Jacob Rees-Mogg goes old school with his insults
Blowing raspberrys about your top-flight private school education is just the look MPs needed today.
It’s been a tough few days for Mr Rees-Mogg who has gone from darling of the Brexit movement to a veritable punching bag for frustrated members of his own party.
And things turned particularly sour today when fellow Tory backbencher Nick Boles lampooned the Brexiteer - who led a failed coup against the Prime Minister - when he tried to champion the Government's primacy in Parliament in a bid to torpedo the indicative votes process.
To cheers from the opposition benches, Mr Boles slammed the hypocrisy, saying: “In that great referendum which he refers to, which voted to leave the European Union, I have been consistently voting with the Government in which I have confidence, with the Prime Minister in which I have confidence, to give effect of that decision, and he has been voting against.”
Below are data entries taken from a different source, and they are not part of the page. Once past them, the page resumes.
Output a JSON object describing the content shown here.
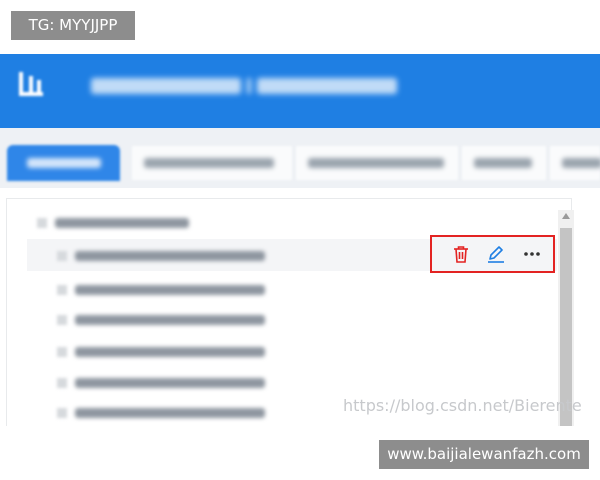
{
  "overlay": {
    "tg_label": "TG: MYYJJPP",
    "site_label": "www.baijialewanfazh.com"
  },
  "watermark": {
    "text": "https://blog.csdn.net/Bierente"
  },
  "colors": {
    "header_bg": "#1f7fe3",
    "tab_active": "#2f86e8",
    "highlight_border": "#e32322",
    "delete_icon": "#e32322",
    "edit_icon": "#1f7fe3",
    "more_icon": "#333333"
  },
  "actions": [
    {
      "icon": "trash-icon"
    },
    {
      "icon": "pencil-icon"
    },
    {
      "icon": "more-dots-icon"
    }
  ]
}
But relishing the chance to weaponise the private school league tables, the old Etonian fired back: "My honourable friend makes a characteristically Wykehamist point - highly intelligent, but fundamentally wrong.”
Roars of laughter enveloped the Tory backbenches, while the rest of us googled "Wykehamist" to figure out exactly how sick a burn this was. Turns out the jolly good chaps who attend Winchester College and Eton have been playing out this feud for a few centuries.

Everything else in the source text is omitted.